Я успокоился лишь к утру, проведя не самую лучшую ночь в обоих своих жизнях – даже сразу после попадания в тело Виктора Орехова всё происходило гораздо спокойней, особенно по сравнению с тем, через что я прошел в этом чертовом Лепеле. Сам город в этом, конечно, виноват не был – просто ему не повезло стать узловой точкой пересечения сразу нескольких биографий, в числе которых оказалась и моя.
Всё же я нашел в себе силы перекусить стаканом купленного накануне кефира и большим куском чуть зачерствевшего батона с сыром, и во время этого нехитрого завтрака понял, что хочу сделать сегодня. Наверное, я не должен был этого делать, но иногда охота пуще неволи. Поэтому ровно в семь утра я снова стоял на том самом перекрестке, курил и делал вид, что совершенно не смотрю на дом, который был отмечен тимуровской звездой.
То, что я задумал, нарушало сразу целую кипу служебных инструкций, и если об этом станет известно любому из моих начальников – что полковнику Денисову, что полковнику Чепаку, – то я вылечу из Комитета впереди собственного визга в направлении ближайшего следственного изолятора. Но я чувствовал, что должен это сделать.
Первой убежала куда-то та девушка, которую я видел вчера; на меня она не обратила никакого внимания. Старшая дочь так и не появилась, и я чуть поругал про себя людей, которые меняют место жительства без уведомления соответствующих органов. Ей было двадцать семь лет, и она, скорее всего, то ли готовилась выйти замуж, то ли уже вышла – только не через ЗАГС, а так, – и переехала к гражданскому мужу. Или же просто отсутствовала в городе – я мог бы это уточнить, но это означало потерю времени, которого и так было мало.
Вторым дом покинул двойник «моего» Виктора из будущего. Он как раз на меня посмотрел, когда запирал калитку, но я не боялся быть узнанным – низко надвинутая кепка и очки без диоптрий были хорошей маскировкой. К тому же этот Гинзбург направился в другую сторону, к железной дороге, вдоль которой находился ремонтный завод, и рядом со мной не прошел. Я выждал ещё минут десять – и направился к дому.

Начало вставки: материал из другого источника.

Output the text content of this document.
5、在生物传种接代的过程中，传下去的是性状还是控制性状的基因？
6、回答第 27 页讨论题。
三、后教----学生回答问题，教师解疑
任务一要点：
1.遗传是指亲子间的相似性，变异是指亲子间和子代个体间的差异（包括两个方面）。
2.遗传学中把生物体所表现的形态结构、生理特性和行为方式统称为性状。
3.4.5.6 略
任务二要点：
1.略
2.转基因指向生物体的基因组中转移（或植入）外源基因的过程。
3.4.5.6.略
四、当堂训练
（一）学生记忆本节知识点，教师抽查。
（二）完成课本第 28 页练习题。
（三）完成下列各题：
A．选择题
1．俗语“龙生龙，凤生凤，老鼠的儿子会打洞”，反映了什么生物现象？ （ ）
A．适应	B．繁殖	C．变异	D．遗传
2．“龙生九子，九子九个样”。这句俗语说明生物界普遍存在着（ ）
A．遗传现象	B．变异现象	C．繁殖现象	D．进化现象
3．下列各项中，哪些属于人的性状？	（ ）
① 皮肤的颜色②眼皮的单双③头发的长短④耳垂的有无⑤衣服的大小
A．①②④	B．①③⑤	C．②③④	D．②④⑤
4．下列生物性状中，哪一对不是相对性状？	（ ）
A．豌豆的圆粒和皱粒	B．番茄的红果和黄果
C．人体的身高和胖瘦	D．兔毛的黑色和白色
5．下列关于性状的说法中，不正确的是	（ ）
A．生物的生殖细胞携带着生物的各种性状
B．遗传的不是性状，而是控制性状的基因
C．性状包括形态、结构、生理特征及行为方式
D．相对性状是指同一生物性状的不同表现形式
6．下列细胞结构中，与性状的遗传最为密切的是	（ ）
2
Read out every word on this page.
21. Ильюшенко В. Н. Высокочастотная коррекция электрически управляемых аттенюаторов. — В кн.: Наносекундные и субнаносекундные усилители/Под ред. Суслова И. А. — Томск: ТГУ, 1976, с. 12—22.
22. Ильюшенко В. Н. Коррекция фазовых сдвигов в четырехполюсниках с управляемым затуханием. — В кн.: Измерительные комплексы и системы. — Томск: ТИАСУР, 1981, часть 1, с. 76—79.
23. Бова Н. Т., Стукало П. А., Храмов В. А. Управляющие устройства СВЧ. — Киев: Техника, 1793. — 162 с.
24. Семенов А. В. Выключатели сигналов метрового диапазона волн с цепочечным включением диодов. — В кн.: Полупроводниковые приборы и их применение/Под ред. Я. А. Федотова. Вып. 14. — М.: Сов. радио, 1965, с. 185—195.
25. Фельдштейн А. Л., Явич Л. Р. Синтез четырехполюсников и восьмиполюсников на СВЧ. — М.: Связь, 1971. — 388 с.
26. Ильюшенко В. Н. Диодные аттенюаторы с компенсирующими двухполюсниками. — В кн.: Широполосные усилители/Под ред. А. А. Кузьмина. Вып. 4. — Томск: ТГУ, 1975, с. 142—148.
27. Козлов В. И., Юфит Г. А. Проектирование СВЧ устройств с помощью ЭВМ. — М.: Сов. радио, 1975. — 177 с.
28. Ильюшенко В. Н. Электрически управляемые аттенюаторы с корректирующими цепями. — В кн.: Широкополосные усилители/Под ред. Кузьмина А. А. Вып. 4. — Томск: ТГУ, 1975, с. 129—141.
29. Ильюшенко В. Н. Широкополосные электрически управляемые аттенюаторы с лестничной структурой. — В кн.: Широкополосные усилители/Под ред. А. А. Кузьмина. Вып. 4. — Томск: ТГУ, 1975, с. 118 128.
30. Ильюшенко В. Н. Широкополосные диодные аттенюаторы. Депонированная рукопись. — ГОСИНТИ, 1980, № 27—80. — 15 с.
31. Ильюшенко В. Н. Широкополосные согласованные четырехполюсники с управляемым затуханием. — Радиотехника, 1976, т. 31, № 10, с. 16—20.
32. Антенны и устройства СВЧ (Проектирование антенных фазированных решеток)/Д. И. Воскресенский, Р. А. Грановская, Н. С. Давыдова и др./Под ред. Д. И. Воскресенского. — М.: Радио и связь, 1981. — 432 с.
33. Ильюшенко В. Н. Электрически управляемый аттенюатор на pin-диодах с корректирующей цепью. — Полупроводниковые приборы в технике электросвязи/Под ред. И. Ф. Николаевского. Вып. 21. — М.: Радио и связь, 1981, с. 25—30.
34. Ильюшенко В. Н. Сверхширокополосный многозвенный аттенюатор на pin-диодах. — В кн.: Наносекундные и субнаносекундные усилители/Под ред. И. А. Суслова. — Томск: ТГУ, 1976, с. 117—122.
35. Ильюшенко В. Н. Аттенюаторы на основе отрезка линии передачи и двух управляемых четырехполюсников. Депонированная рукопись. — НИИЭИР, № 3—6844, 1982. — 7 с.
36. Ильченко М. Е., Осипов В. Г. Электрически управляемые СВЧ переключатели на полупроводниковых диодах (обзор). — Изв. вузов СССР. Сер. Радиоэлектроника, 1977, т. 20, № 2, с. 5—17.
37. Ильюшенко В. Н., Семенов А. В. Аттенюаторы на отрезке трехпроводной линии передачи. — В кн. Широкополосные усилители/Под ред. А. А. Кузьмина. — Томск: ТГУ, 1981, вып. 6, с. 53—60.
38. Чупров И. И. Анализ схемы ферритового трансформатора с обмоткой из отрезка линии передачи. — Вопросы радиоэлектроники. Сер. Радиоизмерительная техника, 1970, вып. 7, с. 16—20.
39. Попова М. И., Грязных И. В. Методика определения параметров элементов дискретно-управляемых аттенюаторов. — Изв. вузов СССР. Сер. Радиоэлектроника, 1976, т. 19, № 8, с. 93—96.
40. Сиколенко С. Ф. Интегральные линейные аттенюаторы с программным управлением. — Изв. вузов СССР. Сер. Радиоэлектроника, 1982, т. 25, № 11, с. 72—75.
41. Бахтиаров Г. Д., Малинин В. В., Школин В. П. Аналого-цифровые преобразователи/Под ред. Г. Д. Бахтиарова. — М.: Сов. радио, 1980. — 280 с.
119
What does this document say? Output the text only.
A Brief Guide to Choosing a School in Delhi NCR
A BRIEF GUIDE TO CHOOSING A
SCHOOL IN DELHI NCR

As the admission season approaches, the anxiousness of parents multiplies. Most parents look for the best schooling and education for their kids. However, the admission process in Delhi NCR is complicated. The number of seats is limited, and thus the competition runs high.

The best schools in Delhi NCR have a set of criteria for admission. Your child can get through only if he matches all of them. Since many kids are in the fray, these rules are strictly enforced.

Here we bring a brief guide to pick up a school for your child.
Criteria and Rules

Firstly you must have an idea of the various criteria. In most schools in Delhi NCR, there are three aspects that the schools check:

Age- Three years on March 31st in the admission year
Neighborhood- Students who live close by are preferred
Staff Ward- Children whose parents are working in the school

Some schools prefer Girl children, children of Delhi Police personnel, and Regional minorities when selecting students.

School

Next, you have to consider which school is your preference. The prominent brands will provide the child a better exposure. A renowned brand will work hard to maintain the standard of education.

Антонина Гинзбург сейчас болела. Вчера уже под вечер я попросил Андрея обзвонить места работы фигурантов нашего списка и уточнить их текущее состояние. Вряд ли болезнь была смертельной – во всяком случае, отлеживалась она дома, а не в городской больнице. Это означало, что на работу она сегодня не пойдет, останется одна, и я смогу её навестить. У меня был вчерне накиданный план нашего с ней разговора, но, как известно, любой план хорош только до начала сражения.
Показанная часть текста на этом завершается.